If a protocol is not capable of broadcasting (HLS for example), what is typically done to realise broadcasting?

1
Define "publishing". That means "uploading [to somewhere] from a client's camera/microphone using the browser"?deceze♦
Perhaps I should have made the scope of my situation a bit more clear. What I am interested in, is to record something with the camera of my Android device that users will then be able to watch live. I've been able to realise this with RTMP, but I am also interested in the possibilities with other streaming protocols.user1796440

1 Answers

3
votes

RTSP is sort of a "meta protocol" which is used to exchange controlling messages (play, pause etc.), but it does not itself stream data. Other protocols like RTMP are used to realise that.

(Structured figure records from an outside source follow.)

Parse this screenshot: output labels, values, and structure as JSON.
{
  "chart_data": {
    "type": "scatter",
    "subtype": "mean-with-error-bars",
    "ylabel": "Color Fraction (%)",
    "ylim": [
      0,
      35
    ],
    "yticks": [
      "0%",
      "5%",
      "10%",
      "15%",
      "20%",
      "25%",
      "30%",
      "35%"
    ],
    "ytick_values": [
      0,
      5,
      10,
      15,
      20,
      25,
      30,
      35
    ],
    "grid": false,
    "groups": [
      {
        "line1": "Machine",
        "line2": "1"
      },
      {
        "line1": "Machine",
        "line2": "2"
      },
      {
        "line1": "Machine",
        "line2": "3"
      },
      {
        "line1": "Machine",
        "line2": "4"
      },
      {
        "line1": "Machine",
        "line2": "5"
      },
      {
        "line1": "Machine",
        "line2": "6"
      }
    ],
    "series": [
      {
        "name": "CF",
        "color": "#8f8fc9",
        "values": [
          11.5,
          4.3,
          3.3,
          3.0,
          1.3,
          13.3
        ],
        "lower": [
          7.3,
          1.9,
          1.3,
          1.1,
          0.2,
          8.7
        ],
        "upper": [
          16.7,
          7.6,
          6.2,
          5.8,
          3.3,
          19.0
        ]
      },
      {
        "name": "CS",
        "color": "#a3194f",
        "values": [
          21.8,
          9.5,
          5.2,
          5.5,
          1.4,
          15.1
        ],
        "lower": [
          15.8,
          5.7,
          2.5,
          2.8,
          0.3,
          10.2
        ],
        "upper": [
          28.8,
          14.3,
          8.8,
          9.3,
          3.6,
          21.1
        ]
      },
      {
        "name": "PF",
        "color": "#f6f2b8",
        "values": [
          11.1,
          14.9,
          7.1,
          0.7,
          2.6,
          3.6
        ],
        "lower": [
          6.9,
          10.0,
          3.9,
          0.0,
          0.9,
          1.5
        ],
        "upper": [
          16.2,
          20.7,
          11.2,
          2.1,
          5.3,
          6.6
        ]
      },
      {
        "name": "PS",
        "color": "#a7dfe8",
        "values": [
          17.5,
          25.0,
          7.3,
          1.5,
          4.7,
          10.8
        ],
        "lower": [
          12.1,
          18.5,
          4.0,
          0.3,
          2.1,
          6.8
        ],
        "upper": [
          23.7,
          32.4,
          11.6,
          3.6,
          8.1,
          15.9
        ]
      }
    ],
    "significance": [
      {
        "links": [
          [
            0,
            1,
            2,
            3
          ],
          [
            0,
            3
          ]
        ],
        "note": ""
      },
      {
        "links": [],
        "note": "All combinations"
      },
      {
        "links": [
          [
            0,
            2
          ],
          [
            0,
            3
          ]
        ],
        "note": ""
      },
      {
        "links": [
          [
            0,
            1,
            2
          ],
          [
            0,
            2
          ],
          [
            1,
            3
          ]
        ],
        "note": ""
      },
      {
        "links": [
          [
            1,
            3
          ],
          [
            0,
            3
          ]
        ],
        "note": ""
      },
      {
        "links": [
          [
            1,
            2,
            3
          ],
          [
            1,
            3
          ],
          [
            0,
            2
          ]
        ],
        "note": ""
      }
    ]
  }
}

HLS and MPEG-DASH are used solely to stream video from a server; the server needs to prepare video data in a specific way and the client can follow the HLS/MPEG-DASH protocols to receive video data from the server using variable bitrates using the standard HTTP protocol. It has nothing to do with uploading video from a client to a server.

The options for doing the latter are WebRTC and RTMP. RTMP is the old school (partially) proprietary solution requiring some server-side component, either an Adobe Flash Media Server (or whatever the marketing name du jour is), or an open source alternative implementation. It requires Flash or another capable browser plugin on the client side.

WebRTC/ORTC is the standardised open protocol native to recent browsers which works without plugins and can stream video P2P; that means you can stream either directly between two users, or stream to a server which can record/transcode/rebroadcast the stream.

If you're willing to install any sort of browser plugin, I wouldn't worry about the protocol too much and rather look at products which enable streaming video; if you want a native open source solution, WebRTC it is.